Goblin Market is one of the most popular poems by Christina Rossetti. It has many recurring themes within its context. Rossetti had a balanced mix of childrens ideas along with adult themes in Goblin Market. Its rich, complex, and suggestive language has caused the poem to be practically ignored as children's literature and instead regarded variously as an erotic exploration of Victorian womens desires, a commentary on capitalism and Victorian market economy, a feminist glorification of "sisterhood," and a Christian allegory about temptation and redemption. She opted for a story telling style as well as fantasy to explore a world from which the male could be excluded. She had chosen an alternative world to deal with the forbidden issues of Victorian era which otherwise were not allowed to discuss in open especially by women.

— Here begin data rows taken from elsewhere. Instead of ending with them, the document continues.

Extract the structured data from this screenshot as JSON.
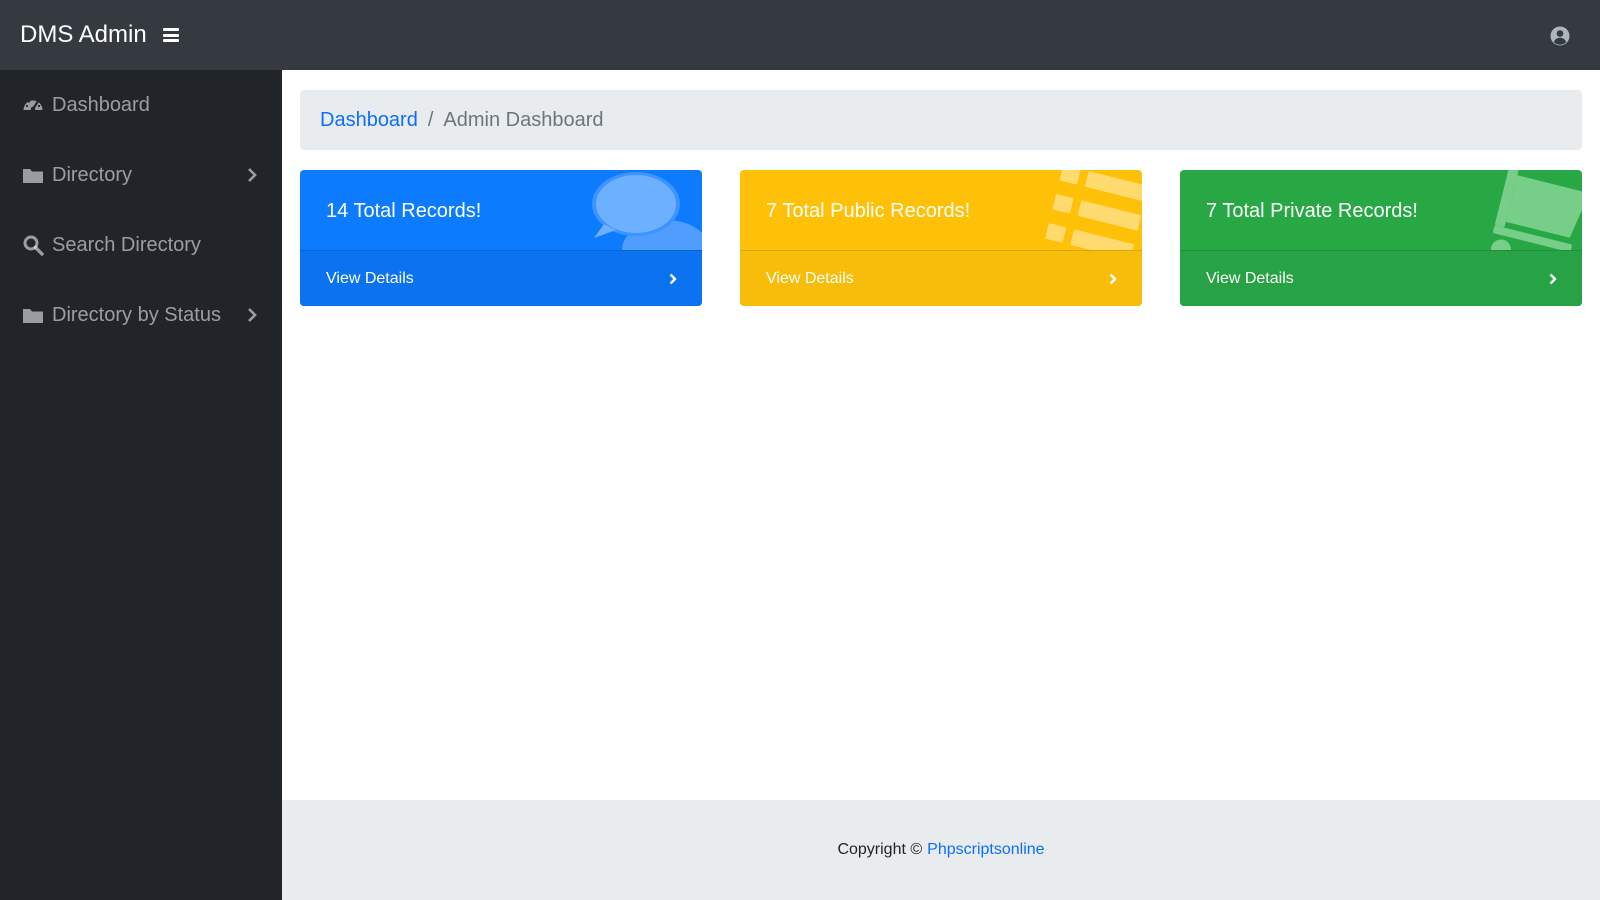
{
  "header": {
    "brand": "DMS Admin",
    "menu_icon": "hamburger-icon",
    "user_icon": "user-circle-icon"
  },
  "sidebar": {
    "items": [
      {
        "label": "Dashboard",
        "icon": "tachometer-icon",
        "has_submenu": false
      },
      {
        "label": "Directory",
        "icon": "folder-icon",
        "has_submenu": true
      },
      {
        "label": "Search Directory",
        "icon": "search-icon",
        "has_submenu": false
      },
      {
        "label": "Directory by Status",
        "icon": "folder-icon",
        "has_submenu": true
      }
    ]
  },
  "breadcrumb": {
    "link": "Dashboard",
    "separator": "/",
    "active": "Admin Dashboard"
  },
  "cards": [
    {
      "title": "14 Total Records!",
      "footer": "View Details",
      "color": "#0d7bfd",
      "icon": "comments-icon"
    },
    {
      "title": "7 Total Public Records!",
      "footer": "View Details",
      "color": "#ffc107",
      "icon": "list-icon"
    },
    {
      "title": "7 Total Private Records!",
      "footer": "View Details",
      "color": "#28a745",
      "icon": "shopping-cart-icon"
    }
  ],
  "footer": {
    "text": "Copyright ©",
    "link": "Phpscriptsonline"
  }
}
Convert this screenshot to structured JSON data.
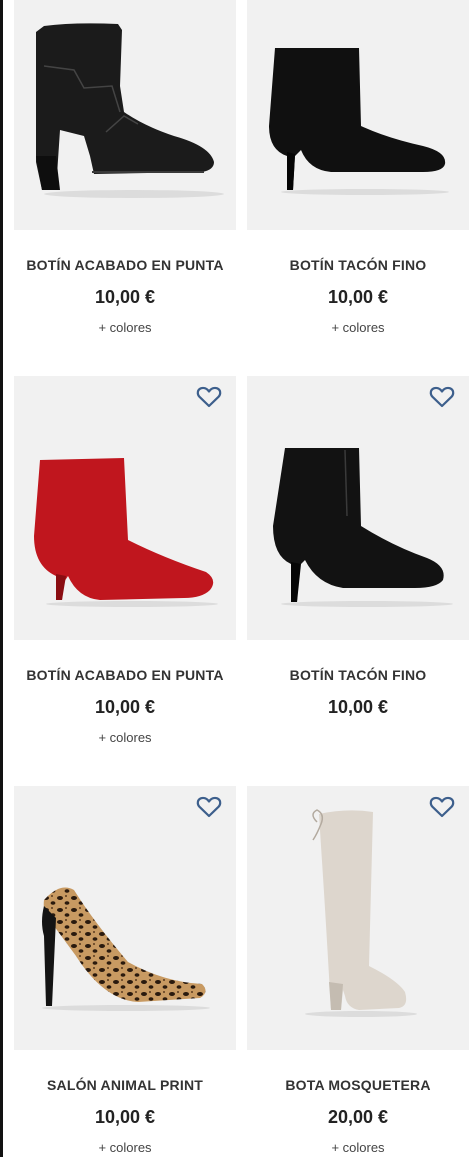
{
  "products": [
    {
      "name": "BOTÍN ACABADO EN PUNTA",
      "price": "10,00 €",
      "colors_label": "+ colores",
      "image": "black-cowboy-ankle-boot",
      "favorite_icon": false,
      "color": "#1a1a1a"
    },
    {
      "name": "BOTÍN TACÓN FINO",
      "price": "10,00 €",
      "colors_label": "+ colores",
      "image": "black-suede-stiletto-ankle-boot",
      "favorite_icon": false,
      "color": "#111111"
    },
    {
      "name": "BOTÍN ACABADO EN PUNTA",
      "price": "10,00 €",
      "colors_label": "+ colores",
      "image": "red-suede-pointed-ankle-boot",
      "favorite_icon": true,
      "color": "#c0161e"
    },
    {
      "name": "BOTÍN TACÓN FINO",
      "price": "10,00 €",
      "colors_label": "",
      "image": "black-leather-stiletto-ankle-boot",
      "favorite_icon": true,
      "color": "#121212"
    },
    {
      "name": "SALÓN ANIMAL PRINT",
      "price": "10,00 €",
      "colors_label": "+ colores",
      "image": "leopard-print-pump",
      "favorite_icon": true,
      "color": "#b58a5a"
    },
    {
      "name": "BOTA MOSQUETERA",
      "price": "20,00 €",
      "colors_label": "+ colores",
      "image": "beige-over-the-knee-boot",
      "favorite_icon": true,
      "color": "#ddd6cd"
    }
  ],
  "accent_color": "#3d5f8c"
}
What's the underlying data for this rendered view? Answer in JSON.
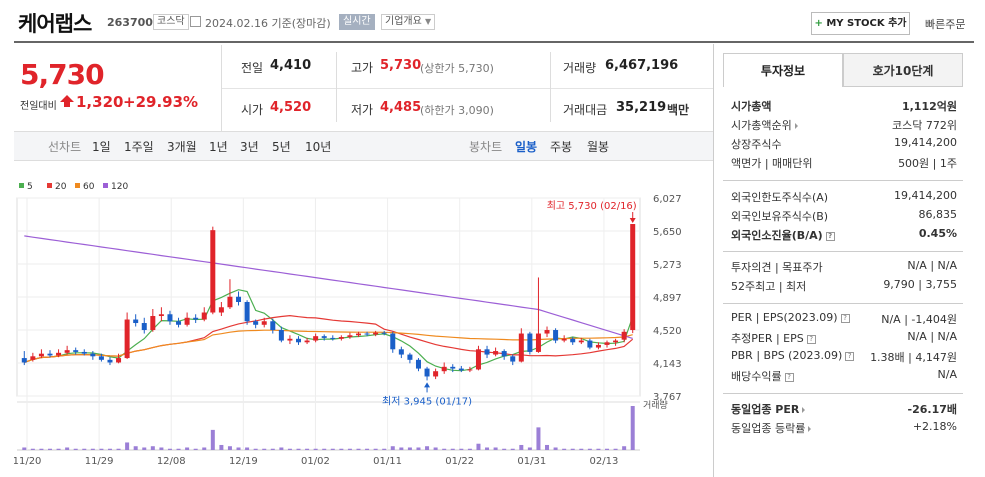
{
  "header": {
    "stock_name": "케어랩스",
    "stock_code": "263700",
    "market": "코스닥",
    "date": "2024.02.16 기준(장마감)",
    "realtime_label": "실시간",
    "company_label": "기업개요",
    "mystock_label": "MY STOCK 추가",
    "quick_order_label": "빠른주문"
  },
  "price": {
    "current": "5,730",
    "prev_label": "전일대비",
    "change": "1,320",
    "change_pct": "+29.93%"
  },
  "summary": {
    "prev_close_label": "전일",
    "prev_close": "4,410",
    "open_label": "시가",
    "open": "4,520",
    "high_label": "고가",
    "high": "5,730",
    "upper_limit": "(상한가 5,730)",
    "low_label": "저가",
    "low": "4,485",
    "lower_limit": "(하한가 3,090)",
    "volume_label": "거래량",
    "volume": "6,467,196",
    "amount_label": "거래대금",
    "amount": "35,219",
    "amount_unit": "백만"
  },
  "periods": {
    "line_label": "선차트",
    "line_items": [
      "1일",
      "1주일",
      "3개월",
      "1년",
      "3년",
      "5년",
      "10년"
    ],
    "candle_label": "봉차트",
    "candle_items": [
      "일봉",
      "주봉",
      "월봉"
    ],
    "candle_selected": "일봉"
  },
  "chart_data": {
    "type": "candlestick",
    "legend": [
      {
        "name": "5",
        "color": "#4caf50"
      },
      {
        "name": "20",
        "color": "#e53935"
      },
      {
        "name": "60",
        "color": "#ef8a1f"
      },
      {
        "name": "120",
        "color": "#9c5fd6"
      }
    ],
    "y_ticks": [
      "6,027",
      "5,650",
      "5,273",
      "4,897",
      "4,520",
      "4,143",
      "3,767"
    ],
    "ylim": [
      3767,
      6027
    ],
    "x_ticks": [
      "11/20",
      "11/29",
      "12/08",
      "12/19",
      "01/02",
      "01/11",
      "01/22",
      "01/31",
      "02/13"
    ],
    "high_annotation": "최고 5,730 (02/16)",
    "low_annotation": "최저 3,945 (01/17)",
    "volume_label": "거래량",
    "candles": [
      [
        4200,
        4150,
        4280,
        4120
      ],
      [
        4180,
        4220,
        4260,
        4160
      ],
      [
        4220,
        4250,
        4300,
        4200
      ],
      [
        4250,
        4230,
        4290,
        4210
      ],
      [
        4230,
        4260,
        4300,
        4210
      ],
      [
        4260,
        4290,
        4340,
        4240
      ],
      [
        4290,
        4270,
        4320,
        4240
      ],
      [
        4270,
        4250,
        4300,
        4230
      ],
      [
        4250,
        4220,
        4280,
        4180
      ],
      [
        4220,
        4180,
        4250,
        4160
      ],
      [
        4180,
        4150,
        4210,
        4120
      ],
      [
        4150,
        4200,
        4250,
        4140
      ],
      [
        4200,
        4640,
        4720,
        4190
      ],
      [
        4640,
        4600,
        4700,
        4560
      ],
      [
        4600,
        4520,
        4660,
        4480
      ],
      [
        4520,
        4680,
        4760,
        4500
      ],
      [
        4680,
        4700,
        4780,
        4620
      ],
      [
        4700,
        4620,
        4740,
        4580
      ],
      [
        4620,
        4580,
        4660,
        4550
      ],
      [
        4580,
        4660,
        4720,
        4560
      ],
      [
        4660,
        4640,
        4700,
        4600
      ],
      [
        4640,
        4720,
        4780,
        4620
      ],
      [
        4720,
        5660,
        5700,
        4700
      ],
      [
        4720,
        4780,
        4840,
        4680
      ],
      [
        4780,
        4900,
        5100,
        4760
      ],
      [
        4900,
        4840,
        4960,
        4800
      ],
      [
        4840,
        4620,
        4860,
        4580
      ],
      [
        4620,
        4580,
        4640,
        4540
      ],
      [
        4580,
        4620,
        4660,
        4550
      ],
      [
        4620,
        4520,
        4650,
        4480
      ],
      [
        4520,
        4400,
        4560,
        4380
      ],
      [
        4400,
        4420,
        4460,
        4360
      ],
      [
        4420,
        4380,
        4450,
        4350
      ],
      [
        4380,
        4400,
        4430,
        4360
      ],
      [
        4400,
        4450,
        4480,
        4380
      ],
      [
        4450,
        4430,
        4470,
        4400
      ],
      [
        4430,
        4420,
        4460,
        4400
      ],
      [
        4420,
        4440,
        4460,
        4400
      ],
      [
        4440,
        4460,
        4490,
        4420
      ],
      [
        4460,
        4480,
        4500,
        4440
      ],
      [
        4480,
        4470,
        4500,
        4450
      ],
      [
        4470,
        4490,
        4510,
        4450
      ],
      [
        4490,
        4480,
        4510,
        4460
      ],
      [
        4480,
        4300,
        4500,
        4260
      ],
      [
        4300,
        4240,
        4330,
        4200
      ],
      [
        4240,
        4180,
        4260,
        4140
      ],
      [
        4180,
        4080,
        4200,
        4050
      ],
      [
        4080,
        3990,
        4100,
        3945
      ],
      [
        3990,
        4050,
        4080,
        3960
      ],
      [
        4050,
        4100,
        4150,
        4020
      ],
      [
        4100,
        4080,
        4130,
        4040
      ],
      [
        4080,
        4060,
        4110,
        4040
      ],
      [
        4060,
        4070,
        4100,
        4040
      ],
      [
        4070,
        4300,
        4340,
        4060
      ],
      [
        4300,
        4240,
        4340,
        4200
      ],
      [
        4240,
        4280,
        4320,
        4220
      ],
      [
        4280,
        4220,
        4300,
        4180
      ],
      [
        4220,
        4160,
        4240,
        4120
      ],
      [
        4160,
        4480,
        4540,
        4150
      ],
      [
        4480,
        4270,
        4500,
        4240
      ],
      [
        4270,
        4480,
        5120,
        4260
      ],
      [
        4480,
        4520,
        4560,
        4440
      ],
      [
        4520,
        4400,
        4540,
        4370
      ],
      [
        4400,
        4420,
        4460,
        4380
      ],
      [
        4420,
        4380,
        4440,
        4350
      ],
      [
        4380,
        4400,
        4430,
        4360
      ],
      [
        4400,
        4320,
        4420,
        4300
      ],
      [
        4320,
        4350,
        4380,
        4300
      ],
      [
        4350,
        4380,
        4400,
        4320
      ],
      [
        4380,
        4400,
        4420,
        4340
      ],
      [
        4410,
        4500,
        4530,
        4380
      ],
      [
        4520,
        5730,
        5730,
        4485
      ]
    ],
    "volumes": [
      2,
      1,
      1,
      1,
      1,
      2,
      1,
      1,
      1,
      1,
      1,
      1,
      6,
      3,
      2,
      3,
      2,
      1,
      1,
      2,
      1,
      2,
      16,
      4,
      3,
      2,
      2,
      1,
      1,
      1,
      2,
      1,
      1,
      1,
      1,
      1,
      1,
      1,
      1,
      1,
      1,
      1,
      1,
      3,
      2,
      2,
      2,
      3,
      2,
      1,
      1,
      1,
      1,
      5,
      2,
      2,
      1,
      1,
      4,
      2,
      18,
      4,
      2,
      1,
      1,
      1,
      1,
      1,
      1,
      1,
      3,
      35
    ]
  },
  "right_panel": {
    "tab_info": "투자정보",
    "tab_ask": "호가10단계",
    "rows": [
      {
        "k": "시가총액",
        "v": "1,112억원"
      },
      {
        "k": "시가총액순위",
        "v": "코스닥 772위"
      },
      {
        "k": "상장주식수",
        "v": "19,414,200"
      },
      {
        "k": "액면가 | 매매단위",
        "v": "500원 | 1주"
      },
      {
        "k": "외국인한도주식수(A)",
        "v": "19,414,200"
      },
      {
        "k": "외국인보유주식수(B)",
        "v": "86,835"
      },
      {
        "k": "외국인소진율(B/A)",
        "v": "0.45%"
      },
      {
        "k": "투자의견 | 목표주가",
        "v": "N/A | N/A"
      },
      {
        "k": "52주최고 | 최저",
        "v": "9,790 | 3,755"
      },
      {
        "k": "PER | EPS(2023.09)",
        "v": "N/A | -1,404원"
      },
      {
        "k": "추정PER | EPS",
        "v": "N/A | N/A"
      },
      {
        "k": "PBR | BPS (2023.09)",
        "v": "1.38배 | 4,147원"
      },
      {
        "k": "배당수익률",
        "v": "N/A"
      },
      {
        "k": "동일업종 PER",
        "v": "-26.17배"
      },
      {
        "k": "동일업종 등락률",
        "v": "+2.18%"
      }
    ]
  }
}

The title Goblin Market itself put forwards the presence of magical creatures with animal like resemblance who were involved in market economy. The term Goblin in the title is used for the mystical goblins. Men sell not such in any town also indicates the non-human quality of the goblins. In addition, the term Market in the title aims at the mercantile structure of the Victorian society. The language of the poem contains terms of commerce, economics, and exchange. The phrase come buy echoes throughout the poem. We come across many terms of commerce like buy, sell, merchant, money, coin, fee, etc. All these words serve as an invitation to the market. Such element of the poem demonstrates about capitalism and the Victorian economy. Women were untouched by the market and they did not have any material control. Rossetti as a woman poet could not write openly of womens economic transgressive space. Her use of an alternative world provides Laura and Lizzie an escape from real world to experience the tabooed issues of life. The goblin market is the fantasyland of the actual commercial market where women were regarded simply as commodities. Women were exploited by offering bait in form of the luscious fruits of mysterious soil. In the poem, Laura falls for the tempted fruits but she had no money to pay for them. Her golden locks were the only commodity she possesses that carries a market value. Lizzie attempts to pay for the fruit with money, which they refused. It shows that women were outside the market and the only possibility for them to enter the prohibited space was through the exchange of their body, which meant loss of their virginity.